The challenge is not an easy one, and presents no small number of legal difficulties.

Due diligence

The world of third party management is, to a large extent, the world of due diligence, which admits different layers depending on the risk faced: generalised “screening” through databases, or more exhaustive analyses in cases of qualified risk by type of transaction. Here the greatest difficulty always lies in managing the “hit”, which must be adapted to the circumstances of the third party and the transaction.

Other protections

The “analysis” of the third party can and should be complemented by a system of responsible declarations (contractual clauses, certifications, etc.) guaranteeing the contractual indemnity of the company when it is merely the passive subject of a breach by the third party. 

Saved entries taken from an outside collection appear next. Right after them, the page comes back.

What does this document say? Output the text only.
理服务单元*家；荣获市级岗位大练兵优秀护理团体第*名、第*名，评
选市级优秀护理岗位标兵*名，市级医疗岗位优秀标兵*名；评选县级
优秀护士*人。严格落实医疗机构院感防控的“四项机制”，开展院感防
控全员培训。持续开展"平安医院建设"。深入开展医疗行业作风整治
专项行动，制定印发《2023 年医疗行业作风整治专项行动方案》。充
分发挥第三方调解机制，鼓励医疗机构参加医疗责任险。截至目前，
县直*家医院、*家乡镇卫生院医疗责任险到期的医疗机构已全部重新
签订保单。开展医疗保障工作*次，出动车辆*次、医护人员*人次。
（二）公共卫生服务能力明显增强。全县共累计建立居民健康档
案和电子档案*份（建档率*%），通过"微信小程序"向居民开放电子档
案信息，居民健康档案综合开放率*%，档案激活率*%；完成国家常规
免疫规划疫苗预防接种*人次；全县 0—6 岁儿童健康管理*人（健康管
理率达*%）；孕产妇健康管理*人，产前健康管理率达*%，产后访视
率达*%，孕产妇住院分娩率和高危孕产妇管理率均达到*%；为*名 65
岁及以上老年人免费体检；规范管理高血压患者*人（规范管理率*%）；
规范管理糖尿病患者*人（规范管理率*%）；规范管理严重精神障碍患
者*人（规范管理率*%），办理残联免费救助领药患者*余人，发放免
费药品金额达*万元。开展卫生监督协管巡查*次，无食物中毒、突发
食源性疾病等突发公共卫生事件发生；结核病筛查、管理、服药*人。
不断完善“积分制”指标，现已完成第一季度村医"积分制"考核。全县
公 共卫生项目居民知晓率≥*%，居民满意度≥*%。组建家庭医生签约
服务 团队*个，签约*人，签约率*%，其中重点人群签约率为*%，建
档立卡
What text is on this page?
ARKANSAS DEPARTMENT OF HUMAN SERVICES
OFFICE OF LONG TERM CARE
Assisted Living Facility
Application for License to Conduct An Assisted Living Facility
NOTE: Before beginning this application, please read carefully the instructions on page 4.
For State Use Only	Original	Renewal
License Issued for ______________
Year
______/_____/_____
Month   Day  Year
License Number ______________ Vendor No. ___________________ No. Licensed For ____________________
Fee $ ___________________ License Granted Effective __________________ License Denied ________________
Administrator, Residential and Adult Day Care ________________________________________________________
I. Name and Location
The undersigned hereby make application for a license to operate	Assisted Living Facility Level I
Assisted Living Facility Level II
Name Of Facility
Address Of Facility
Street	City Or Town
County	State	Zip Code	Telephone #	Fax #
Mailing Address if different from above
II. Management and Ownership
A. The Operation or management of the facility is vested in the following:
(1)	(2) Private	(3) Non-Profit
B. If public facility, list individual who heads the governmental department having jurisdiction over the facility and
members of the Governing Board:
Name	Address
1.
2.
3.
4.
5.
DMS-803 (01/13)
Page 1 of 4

This can in turn be completed through an environment of enhanced internal controls, increasingly embedded in the Compliance function: instruments for analysis and management of hospitality (active and passive), conflicts of interest, additional validations at the time of payment (“intervention” functions), etc.

The necessary company commitment

Finally, the hackneyed message that “Compliance is everyone” is also applicable to this cause. For the system of controls in which the management of third parties is materialised to be fully effective, it must be known throughout the organisation. This is the only way to activate the deployment of those controls; circumstantially, in a detective manner (we are experiencing the rise of “internal information systems” or whistleblowing channels); but structurally, in a preventive manner, as preventive is, by definition, the nature of most controls. In this respect, the automation of flows and processes is particularly relevant, which in turn involves other areas of the company (e.g. procurement) that are key to achieving the objectives.

In recent years, Telefónica has made considerable efforts to make our “third party management” system a reality that, despite its complexity and sophistication, works fully and efficiently. And, more importantly, we are committed to continuing to improve this system, for the benefit of the company we serve and, let’s say it unashamedly, the society of which we are a part.